What can Positive Peace tell us about protest movements and civil resistance campaigns around the world? We dissect the topic with data and research.

How Positive Peace affects protest movements

Research from the Institute for Economics and Peace (IEP) shows that most violent resistance campaigns and protest movements occur in countries with weaker levels of Positive Peace.

According to IEP, stronger Positive Peace translates into more opportunities for nonviolent conflict resolution.

In countries with weaker Positive Peace, campaigns tend to use violence more often and their goals are typically major structural or regime change. While these aggressive campaigns can achieve some gains, they tend to fall short of major concessions without regime change.
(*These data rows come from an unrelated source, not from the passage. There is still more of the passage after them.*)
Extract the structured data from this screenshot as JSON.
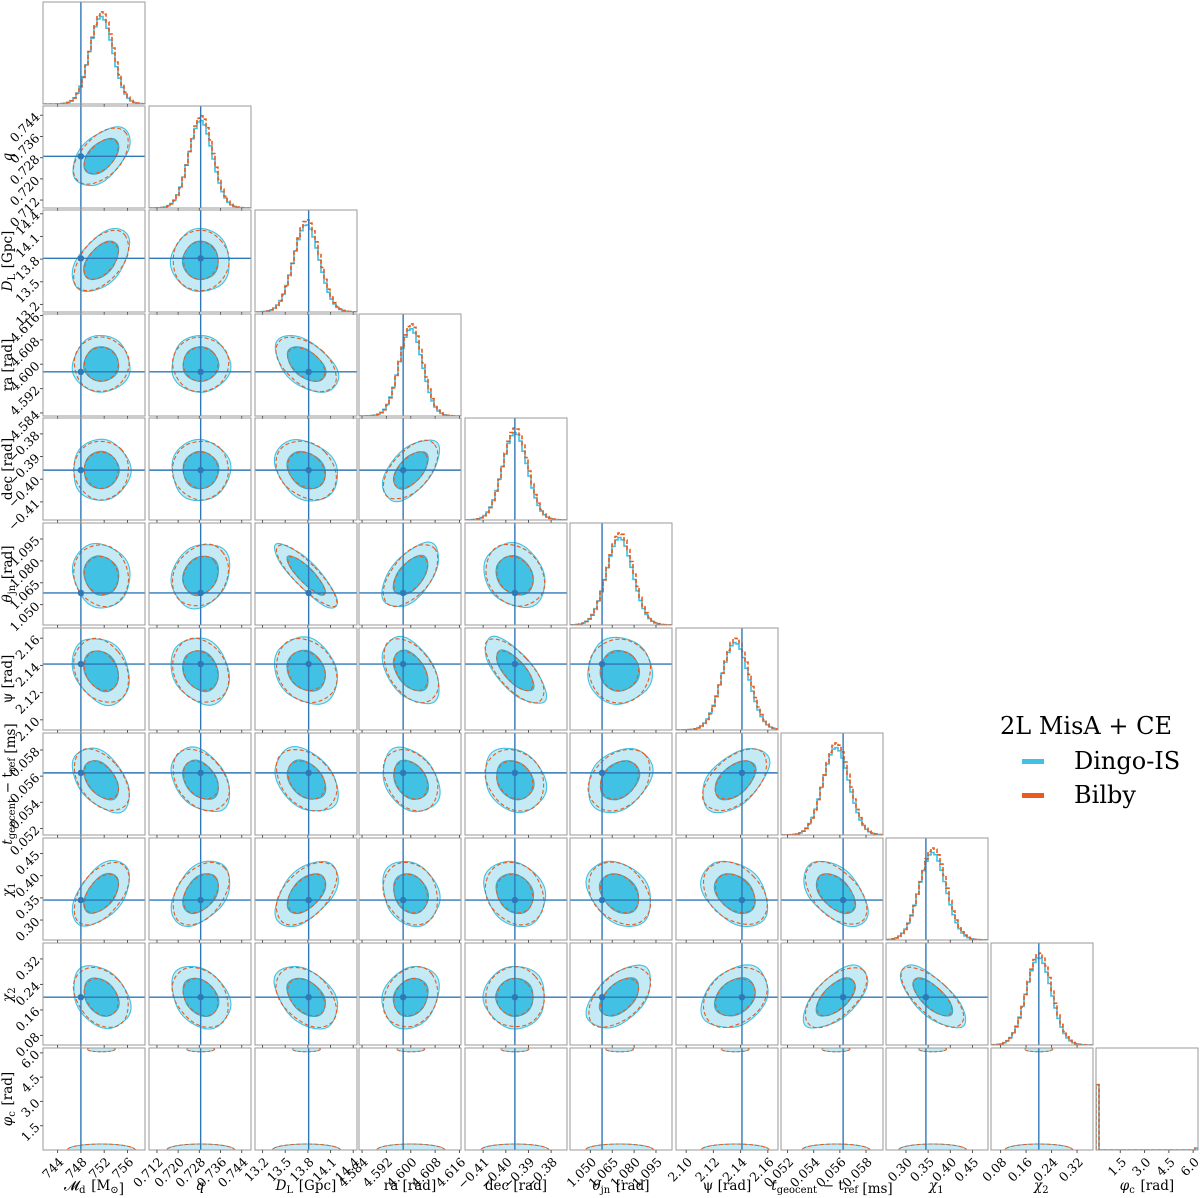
{
  "chart_data": {
    "type": "corner",
    "parameters": [
      {
        "key": "Mc",
        "label": "𝓜_d [M_⊙]",
        "label_main": "𝓜",
        "label_sub": "d",
        "label_unit": " [M",
        "unit_sub": "⊙",
        "unit_end": "]",
        "truth": 748.0,
        "ticks": [
          "744",
          "748",
          "752",
          "756"
        ],
        "tick_values": [
          744,
          748,
          752,
          756
        ],
        "range": [
          741.5,
          759
        ],
        "mean": 751.5,
        "sd": 2.0
      },
      {
        "key": "q",
        "label_main": "q",
        "label_sub": "",
        "label_unit": "",
        "unit_sub": "",
        "unit_end": "",
        "truth": 0.7285,
        "ticks": [
          "0.712",
          "0.720",
          "0.728",
          "0.736",
          "0.744"
        ],
        "tick_values": [
          0.712,
          0.72,
          0.728,
          0.736,
          0.744
        ],
        "range": [
          0.709,
          0.7475
        ],
        "mean": 0.7285,
        "sd": 0.0045
      },
      {
        "key": "DL",
        "label_main": "D",
        "label_sub": "L",
        "label_unit": " [Gpc]",
        "unit_sub": "",
        "unit_end": "",
        "truth": 13.81,
        "ticks": [
          "13.2",
          "13.5",
          "13.8",
          "14.1",
          "14.4"
        ],
        "tick_values": [
          13.2,
          13.5,
          13.8,
          14.1,
          14.4
        ],
        "range": [
          13.1,
          14.45
        ],
        "mean": 13.78,
        "sd": 0.17
      },
      {
        "key": "ra",
        "label_main": "ra [rad]",
        "label_sub": "",
        "label_unit": "",
        "unit_sub": "",
        "unit_end": "",
        "truth": 4.5975,
        "ticks": [
          "4.584",
          "4.592",
          "4.600",
          "4.608",
          "4.616"
        ],
        "tick_values": [
          4.584,
          4.592,
          4.6,
          4.608,
          4.616
        ],
        "range": [
          4.583,
          4.6165
        ],
        "mean": 4.6,
        "sd": 0.0038
      },
      {
        "key": "dec",
        "label_main": "dec [rad]",
        "label_sub": "",
        "label_unit": "",
        "unit_sub": "",
        "unit_end": "",
        "truth": -0.396,
        "ticks": [
          "−0.41",
          "−0.40",
          "−0.39",
          "−0.38"
        ],
        "tick_values": [
          -0.41,
          -0.4,
          -0.39,
          -0.38
        ],
        "range": [
          -0.418,
          -0.373
        ],
        "mean": -0.396,
        "sd": 0.0055
      },
      {
        "key": "thetajn",
        "label_main": "θ",
        "label_sub": "jn",
        "label_unit": " [rad]",
        "unit_sub": "",
        "unit_end": "",
        "truth": 1.058,
        "ticks": [
          "1.050",
          "1.065",
          "1.080",
          "1.095"
        ],
        "tick_values": [
          1.05,
          1.065,
          1.08,
          1.095
        ],
        "range": [
          1.036,
          1.106
        ],
        "mean": 1.07,
        "sd": 0.009
      },
      {
        "key": "psi",
        "label_main": "ψ [rad]",
        "label_sub": "",
        "label_unit": "",
        "unit_sub": "",
        "unit_end": "",
        "truth": 2.141,
        "ticks": [
          "2.10",
          "2.12",
          "2.14",
          "2.16"
        ],
        "tick_values": [
          2.1,
          2.12,
          2.14,
          2.16
        ],
        "range": [
          2.0925,
          2.1675
        ],
        "mean": 2.136,
        "sd": 0.01
      },
      {
        "key": "tc",
        "label_main": "t",
        "label_sub": "geocent",
        "label_unit": " − t",
        "unit_sub": "ref",
        "unit_end": " [ms]",
        "truth": 0.05625,
        "ticks": [
          "0.052",
          "0.054",
          "0.056",
          "0.058"
        ],
        "tick_values": [
          0.052,
          0.054,
          0.056,
          0.058
        ],
        "range": [
          0.0515,
          0.0593
        ],
        "mean": 0.0557,
        "sd": 0.001
      },
      {
        "key": "chi1",
        "label_main": "χ",
        "label_sub": "1",
        "label_unit": "",
        "unit_sub": "",
        "unit_end": "",
        "truth": 0.345,
        "ticks": [
          "0.30",
          "0.35",
          "0.40",
          "0.45"
        ],
        "tick_values": [
          0.3,
          0.35,
          0.4,
          0.45
        ],
        "range": [
          0.255,
          0.485
        ],
        "mean": 0.36,
        "sd": 0.03
      },
      {
        "key": "chi2",
        "label_main": "χ",
        "label_sub": "2",
        "label_unit": "",
        "unit_sub": "",
        "unit_end": "",
        "truth": 0.2,
        "ticks": [
          "0.08",
          "0.16",
          "0.24",
          "0.32"
        ],
        "tick_values": [
          0.08,
          0.16,
          0.24,
          0.32
        ],
        "range": [
          0.05,
          0.37
        ],
        "mean": 0.2,
        "sd": 0.04
      },
      {
        "key": "phic",
        "label_main": "φ",
        "label_sub": "c",
        "label_unit": " [rad]",
        "unit_sub": "",
        "unit_end": "",
        "truth": null,
        "ticks": [
          "1.5",
          "3.0",
          "4.5",
          "6.0"
        ],
        "tick_values": [
          1.5,
          3.0,
          4.5,
          6.0
        ],
        "range": [
          0.0,
          6.3
        ],
        "mean": 0.1,
        "sd": 0.05
      }
    ],
    "correlations": {
      "q|Mc": 0.5,
      "DL|Mc": 0.5,
      "ra|Mc": 0.0,
      "dec|Mc": 0.0,
      "thetajn|Mc": -0.1,
      "psi|Mc": -0.25,
      "tc|Mc": -0.45,
      "chi1|Mc": 0.5,
      "chi2|Mc": -0.3,
      "DL|q": 0.0,
      "ra|q": 0.0,
      "dec|q": 0.0,
      "thetajn|q": 0.2,
      "psi|q": -0.2,
      "tc|q": -0.35,
      "chi1|q": 0.4,
      "chi2|q": -0.3,
      "ra|DL": -0.5,
      "dec|DL": -0.25,
      "thetajn|DL": -0.85,
      "psi|DL": -0.2,
      "tc|DL": -0.35,
      "chi1|DL": 0.5,
      "chi2|DL": -0.4,
      "dec|ra": 0.55,
      "thetajn|ra": 0.55,
      "psi|ra": -0.45,
      "tc|ra": -0.3,
      "chi1|ra": -0.2,
      "chi2|ra": 0.2,
      "thetajn|dec": -0.2,
      "psi|dec": -0.7,
      "tc|dec": -0.2,
      "chi1|dec": -0.2,
      "chi2|dec": 0.0,
      "psi|thetajn": 0.0,
      "tc|thetajn": 0.3,
      "chi1|thetajn": -0.3,
      "chi2|thetajn": 0.5,
      "tc|psi": 0.5,
      "chi1|psi": -0.35,
      "chi2|psi": 0.3,
      "chi1|tc": -0.5,
      "chi2|tc": 0.6,
      "chi2|chi1": -0.7
    },
    "series": [
      {
        "name": "Dingo-IS",
        "color": "#41c1e3",
        "style": "solid"
      },
      {
        "name": "Bilby",
        "color": "#ea5a1c",
        "style": "dashed"
      }
    ],
    "truth_color": "#2f78b7",
    "contour_levels": [
      "1σ",
      "2σ"
    ],
    "legend_placement": "right-middle"
  },
  "legend": {
    "title": "2L MisA + CE",
    "items": [
      "Dingo-IS",
      "Bilby"
    ]
  }
}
Violent civil resistance movements only occur in extreme circumstances in countries with stronger Positive Peace.

Countries with stronger Positive Peace are more resilient in times of civil unrest. Civil resistance and protest movements tend to be smaller, linger for shorter periods, have moderate aims, are more likely to achieve their goals, and be far less violent.

The differences between countries can be striking: 91 per cent of all violent civil resistance campaigns have been waged in countries with weaker Positive Peace.

The sudden social disruption of civil resistance campaigns are known as endogenous shocks and particular conditions may change rapidly or build over time and result in unexpected events that have the potential to spark violence.

According to IEP, shocks can be endogenous or exogenous.

They can be catastrophic events that directly cause loss of life or events that trigger the outbreak of violence. Some shocks can be positive events, such as peace negotiations, the introduction of a new technology or the discovery of a new mineral resource deposit.

Endogenous shocks arise from conditions inside a society including economic shocks, industrial disasters, political revolutions, we well as civil resistance campaigns. Exogenous originate from outside the national system, such as natural disasters.

While endogenous shocks are still difficult to predict, IEP data shows that more internal shocks take place in low Positive Peace countries, and the types of shocks differ depending on the levels of Positive Peace.